(ISNS) -- An odd little freshwater fish may be using the chemical equivalent of visual camouflage to mask its smell and hide in plain sight, a new study finds.
If the chemical deception is confirmed, pirate perch would be the first animal discovered to use the technique against a wide variety of prey, ranging from insects to amphibians.
The finding, published online in the journal The American Naturalist, could mean that many more organisms use chemical means to hide themselves than scientists currently realize.
"Lots of organisms may be modifying their chemical signals, just like lots of organisms modify their visual signal. It opens up this whole new way of looking at the world," said study coauthor William Resetarits, a biologist at Texas Tech University in Lubbock.
About five-and-a-half inches long and found in eastern North American lakes and streams, pirate perch – so named because they tend to eat other fish in aquariums – already have a reputation of being peculiar.
"As a [scientist], you just look at pirate perch in the context of other North American fish, and you think this thing is a little bit different," said Jason Knouft, an ichthyologist at Saint Louis University in Mo., who was not involved in the study.
Among the pirate perch's oddities: it is the only member of the fish family Aphredoderidae, and its anus is located up near its chin.
But the new study by Resetarits and his colleague, Christopher Binckley of Arcadia University in Penn., suggests pirate perch are unique in another way as well.
In a series of experiments, the scientists showed that aquatic beetles and tree frogs are less likely to colonize ponds containing predatory fish that could eat them or their young, yet don't seem to mind pirate perch.
"Fish prey on the adults and offspring of beetles, which all live in the water. For tree frogs it is just eggs and larvae, because the adults live in trees," Resetarits explained.
The researchers tested the response of beetles and frogs to different fish. They placed different species of fish in opaque plastic trashcans that were submerged underwater in artificial, outdoor ponds so that the beetles and frogs could not see them or sense them through disturbances in the water. The makeshift fish cages did contain openings covered with netting, however, so that chemical signals from the fish could leak into the water.
When the tree frogs laid fewer eggs in all of the ponds except for the ones containing pirate perch, Resetarits says he and Binckley were surprised and puzzled. But when aquatic beetles showed the same lack of response to the same fish, the scientists were "flabbergasted."
The pair soon realized that they were witnessing something strange. Pirate perch have voracious appetites and are not picky eaters, so it's not that the prey were never in any danger. For some reason, the beetles and frogs just didn't know the fish were there.
Just how the pirate perch is chemically masking its presence is unclear. "We call it camouflage because that's a very familiar term, but we actually don't know what the mechanism is," Resetarits said.

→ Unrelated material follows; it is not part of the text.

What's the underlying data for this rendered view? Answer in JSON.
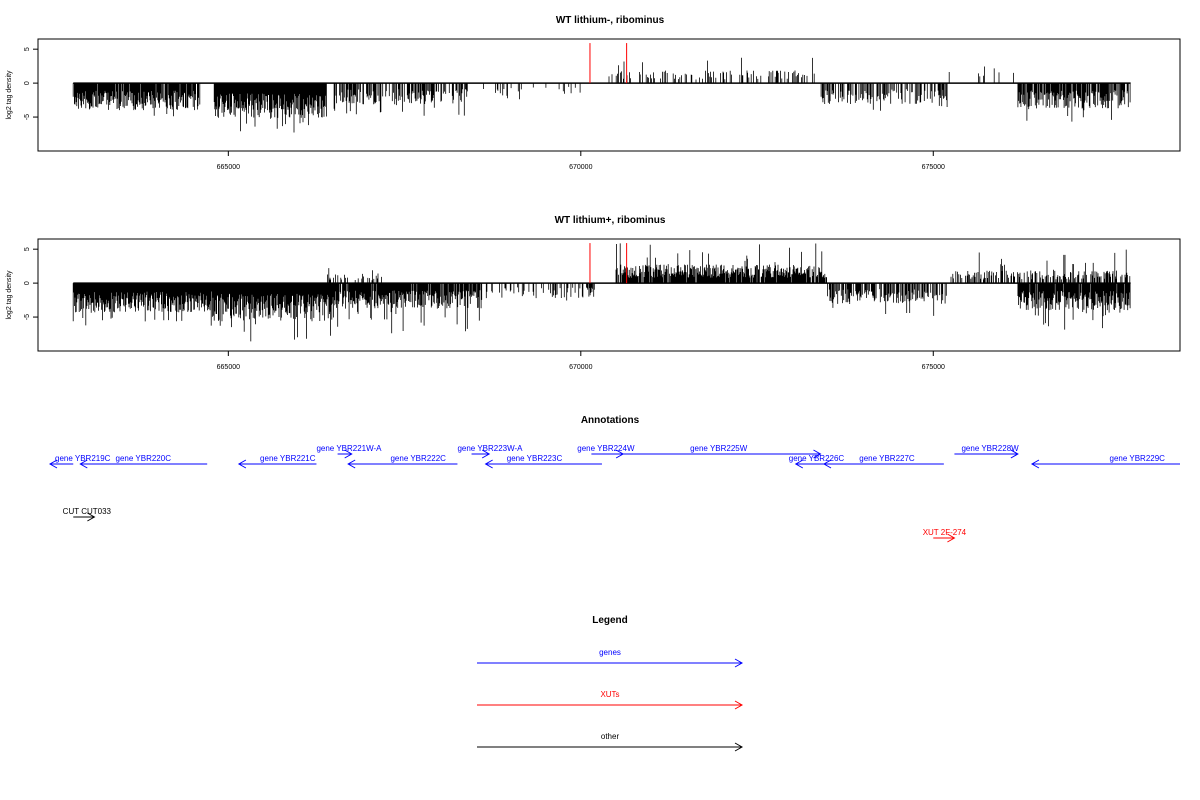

"It could be camouflage, which makes an organism difficult to detect, or it could be mimicry, which makes an organism difficult to correctly identify, or cloaking, in which the organism simply does not produce a signal detectable to the receiver."
Knouft, the ichthyologist, called the finding "really novel and interesting," and commended Resetarits and Binckley for "thinking outside of the box" while trying to explain their puzzling results.
"I think scientists are sometimes lulled into viewing animal behavior in the way we perceive things, for example, by talking about camouflage as a mainly visible thing," Knouft said. "But [this new study] points out that chemical camouflage may also be a very important aspect of an organism's life history."
Resetarits said he wants to test how the pirate perch's ability to hide chemically affects its hunting success, and whether the fish might be able to hide from its predators as well as its prey.
The scientists are also planning further studies to determine which chemical signals beetles and frogs use to identify fish - and then see if these cues might be missing in pirate perch.
"It's exciting to see what the next step is going to be when they actually nail down what the mechanism is that the pirate perch are using," Knouft said. "I think the techniques are out there for them to figure that out."
Ker Than is a freelance writer based in Southern California.
Inside Science News Service is supported by the American Institute of Physics.